Na última semana, uma mensagem redigida por ele, e com o carimbo de uma foto na
qual estampa um largo sorriso, circulou pela internet. Nela Dimas pede ajuda ao
destinatário – que teve sua identidade preservada – para a contratação de um
funcionário para o Departamento de Comunicação da Prefeitura Municipal de
Barbacena. Para que fosse admitido, o candidato ao posto teria que cumprir uma
exigência extravagante: além do pré-requisito fundamental para a função –
“escrever bem” – ele deveria ser “politicamente articulado e do nosso campo
político” (PT-PMDB) [1].
O
privilégio concedido a aliados é uma prática comum para os que detêm o poder político
– no entanto, é um hábito oculto, por ser absolutamente censurável. No caso em
tela, o que causou escândalo, e uma série de manifestações e críticas, foi
determinar e tornar público, sem qualquer constrangimento, pudor ou embaraço, uma
exigência partidário-político-ideológico para uma função técnica. Embora esta mensagem
possa ter implicações jurídicas e legais, repercussão no plano político e
eleitoral, ela poderia ser examinada sob o ponto de vista intelectual e
cultural.
Por
uma destas ironias do acaso, o primeiro artigo de Dimas Enéas que comentei
tinha o título “Barbacena e sua encruzilhada” [2]. O estimulo para redigir aquele
comentário surgiu das observações sobre o artigo feitas por outros leitores,
que elogiavam a isenção da análise do autor e sugeriam, inclusive, a sua
candidatura a um posto público na cidade. Valendo-me de critérios objetivos,
rastreando a formação e a orientação ideológica de Dimas Enéas, a sua posição
no tabuleiro do jogo político, esforcei-me para esclarecer que a alegada “imparcialidade”
do articulista era apenas uma maquiagem que escondia objetivos e interesses – e
que não era necessário que Dimas ocupasse um cargo de autoridade política,
porque no tabuleiro do jogo ele já era um agente político enquanto “Intelectual”

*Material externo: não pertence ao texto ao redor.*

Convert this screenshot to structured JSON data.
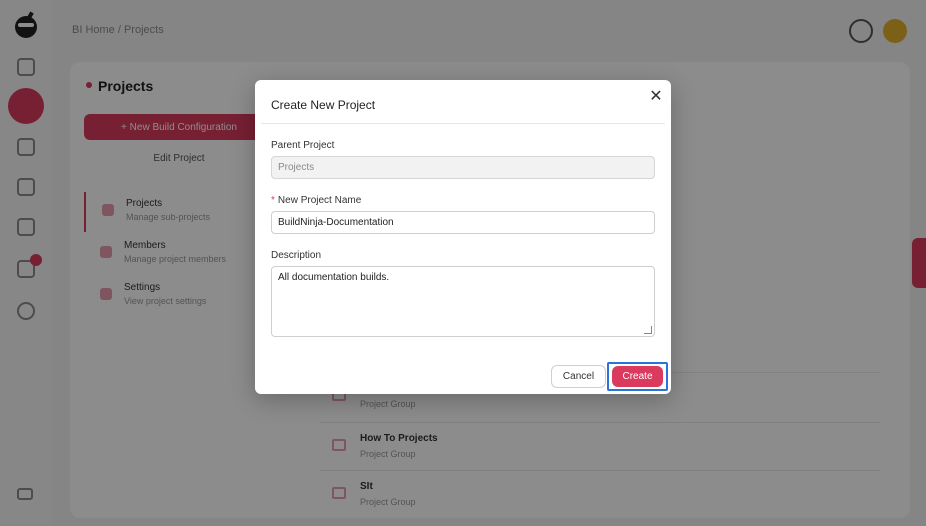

(Cf. Anexo, que traz a reprodução integral das minhas observações).
Depois
que a minha análise foi postada, alguns leitores se manifestaram. Fui chamado
de “ultrapassado”, “antigo”, “preconceituoso”, “ciumento”, “invejoso”,
“hipócrita” – alguém que discursa com “ódio”, “rancor”. Houve quem afirmasse
que sou destas pessoas que “ficam o tempo todo vendo chifre em cabeça de
macaco” – por causa das críticas feitas aos “revolucionários”, sobretudo aos
Socialistas-comunistas. Aconteceu, também, que o segundo comentário que redigi,
no qual me dispus a esclarecer alguns pontos controversos, e contestar as
críticas às minhas primeiras considerações, não foi postado pelo Conselho Editorial
do portal “Barbacena Online”, encarregado da análise prévia dos textos, antes
de publicá-los [3].
Não
– este relato não é uma lamentação: ele é apenas a exposição do percurso de um
esforço de compreensão dos fatos, e da confirmação dos seus termos pela divulgação
da comprometedora mensagem de Dimas Enéas. Simultaneamente este desdobramento revela
algo preocupante sobre os envolvidos: eles se afastaram do pressuposto
fundamental de suas atividades, a busca da Verdade, o esforço sério e honesto pelo
conhecimento. Este elemento aparece corrompido em um agente político que assina
artigos como “cientista”; em um portal de notícias que deveria estar
comprometido com a informação e livre expressão do leitor, mas que filtra seus
comentários. E, mesmo os leitores merecem a denúncia, porque com desprezo pelo esforço
intelectual, incapazes de reconhecer uma análise objetiva dos fatos, preferem
aquilo que acolhe os seus sentimentos e carências - por isso eles são
encantados por discursos que reivindicam a “democratização”, a “socialização”, a
“liberdade de imprensa” e “revolução das mídias sociais”, proferidos pelos
mesmos que exigem para a contratação de um jornalista, que o candidato ao posto
seja “politicamente articulado e do nosso campo político (PT-PMDB)” [Dimas Enéas].
Depois
de um ano do primeiro comentário (Cf. Anexo), a análise nele contida está
consumada. Mas, quantos virão a público para assumir a sua responsabilidade? Quem
reconhecerá o seu erro, o seu equívoco? Quantos admitirão que privilegiaram a sua
artificial reputação de “bom moço”, de pretenso “defensor dos pobres e
oprimidos”, da “liberdade” e da “democracia”, em detrimento da discussão
objetiva, do conhecimento e da busca da Verdade? Não – não é para mim que
precisam prestar contas, nem reconhecer o acerto da minha análise política –
mas, sim, para o público com o qual dizem estar comprometidos.
(*)
Nota.
Entrei
em contato com Dimas Enéias para que ele pudesse esclarecer os fatos. Em e-mail
enviado em 18 de Fevereiro de 2012, ele explicou que não ocupa cargo de
confiança ou comissionado na Prefeitura de Barbacena, e que não é membro da
Executiva do PT na cidade – disse, sim, que é membro do Diretório do partido na
cidade, e que participa das “discussões e articulações políticas há décadas”.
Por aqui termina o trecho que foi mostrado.